TRS et dette publique : le Sénégal défend une stratégie de financement “maîtrisée et transparente”
Le ministre des Finances et du Budget, Cheikh Diba, est monté au créneau pour défendre les opérations de financement récemment mises en cause, notamment les Total Return Swaps (TRS), dans un contexte de débats alimentés par certains articles de la presse internationale, dont le Financial Times.
Dans une déclaration détaillée, le ministre a tenu à rappeler que si la crédibilité d’un média de référence est reconnue, elle ne saurait constituer un argument d’autorité suffisant pour valider sans réserve le contenu d’une publication. Il a insisté sur la ضرورة de distinguer la réputation d’un organe de presse de l’exactitude ou du cadrage d’un article précis, soulignant que toute information peut être partielle, sujette à interprétation ou comporter des erreurs.
Sur le fond, Cheikh Diba a défendu le recours aux TRS comme un instrument de financement adapté aux contraintes actuelles des marchés. Selon lui, cette stratégie a permis à l’État du Sénégal d’accéder à des ressources à un coût significativement inférieur à celui des eurobonds. Il avance qu’en 2025, un financement sur les marchés internationaux aurait impliqué des taux compris entre 11 % et 12 %, contre environ 7 % via ces instruments, générant ainsi une économie estimée à près de 35 milliards de francs CFA.
Le ministre a également rejeté les accusations d’opacité ou de dissimulation. Il affirme qu’aucun actif public n’a été mis en garantie, qu’il n’existe ni transfert de propriété atypique ni passif caché, et que ces opérations s’inscrivent dans le cadre classique des émissions sur le marché des titres publics. Les montants mobilisés seraient intégralement retracés dans les statistiques officielles.

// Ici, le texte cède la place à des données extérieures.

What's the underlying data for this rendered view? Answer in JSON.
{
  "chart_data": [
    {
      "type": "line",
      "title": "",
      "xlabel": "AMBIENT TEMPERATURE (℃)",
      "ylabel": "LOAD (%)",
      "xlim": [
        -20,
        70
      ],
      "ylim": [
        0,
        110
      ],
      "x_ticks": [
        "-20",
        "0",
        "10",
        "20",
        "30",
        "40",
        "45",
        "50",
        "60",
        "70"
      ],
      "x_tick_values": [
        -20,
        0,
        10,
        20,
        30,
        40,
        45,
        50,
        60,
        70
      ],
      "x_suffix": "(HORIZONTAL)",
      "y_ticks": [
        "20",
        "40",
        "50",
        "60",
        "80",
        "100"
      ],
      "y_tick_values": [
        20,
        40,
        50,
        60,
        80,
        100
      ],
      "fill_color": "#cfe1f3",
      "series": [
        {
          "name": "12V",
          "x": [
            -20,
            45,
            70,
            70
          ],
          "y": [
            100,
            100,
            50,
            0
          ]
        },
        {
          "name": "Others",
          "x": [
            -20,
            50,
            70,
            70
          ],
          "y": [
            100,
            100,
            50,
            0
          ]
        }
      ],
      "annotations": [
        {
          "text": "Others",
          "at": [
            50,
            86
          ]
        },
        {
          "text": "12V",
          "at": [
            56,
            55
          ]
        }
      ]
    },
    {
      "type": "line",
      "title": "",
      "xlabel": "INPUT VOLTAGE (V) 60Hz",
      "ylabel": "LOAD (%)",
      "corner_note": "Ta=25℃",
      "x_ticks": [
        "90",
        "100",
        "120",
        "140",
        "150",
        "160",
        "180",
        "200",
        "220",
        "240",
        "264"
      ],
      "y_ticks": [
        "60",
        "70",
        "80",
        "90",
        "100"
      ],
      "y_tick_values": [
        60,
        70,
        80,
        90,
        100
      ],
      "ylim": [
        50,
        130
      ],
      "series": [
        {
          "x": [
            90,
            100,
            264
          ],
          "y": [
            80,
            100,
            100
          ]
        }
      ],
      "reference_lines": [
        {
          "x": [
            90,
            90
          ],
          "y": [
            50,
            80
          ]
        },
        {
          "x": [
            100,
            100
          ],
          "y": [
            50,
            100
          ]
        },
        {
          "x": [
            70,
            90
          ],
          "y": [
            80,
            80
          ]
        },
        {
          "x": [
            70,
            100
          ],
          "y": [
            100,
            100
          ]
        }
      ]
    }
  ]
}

Concernant la transparence, il a indiqué que le recours aux TRS a été porté à la connaissance de l’Assemblée nationale dès novembre 2025, intégré dans les documents budgétaires, et communiqué aux partenaires techniques et financiers, notamment le Fonds monétaire international, dans le cadre des échanges réguliers sur le programme de financement.
Le gouvernement souligne par ailleurs que ces instruments ne constituent pas une innovation isolée. Le Sénégal a déjà eu recours à des produits dérivés à plusieurs reprises au cours des dernières années, notamment pour se prémunir contre les risques de change, dans un cadre prévu par la loi de finances.
Les fonds levés dans le cadre de ces opérations ont servi à couvrir les besoins de financement de l’État pour l’exercice 2025, incluant le service de la dette, les investissements publics et les dépenses courantes. Les autorités assurent que les opérations ont été réalisées conformément au plan de financement voté et dans le respect des règles budgétaires.
Face aux interrogations persistantes, le gouvernement réaffirme son engagement en faveur de la transparence, de la soutenabilité de la dette et d’une gestion rigoureuse des finances publiques, tout en défendant la pertinence d’instruments jugés plus avantageux dans un environnement international marqué par la hausse des taux.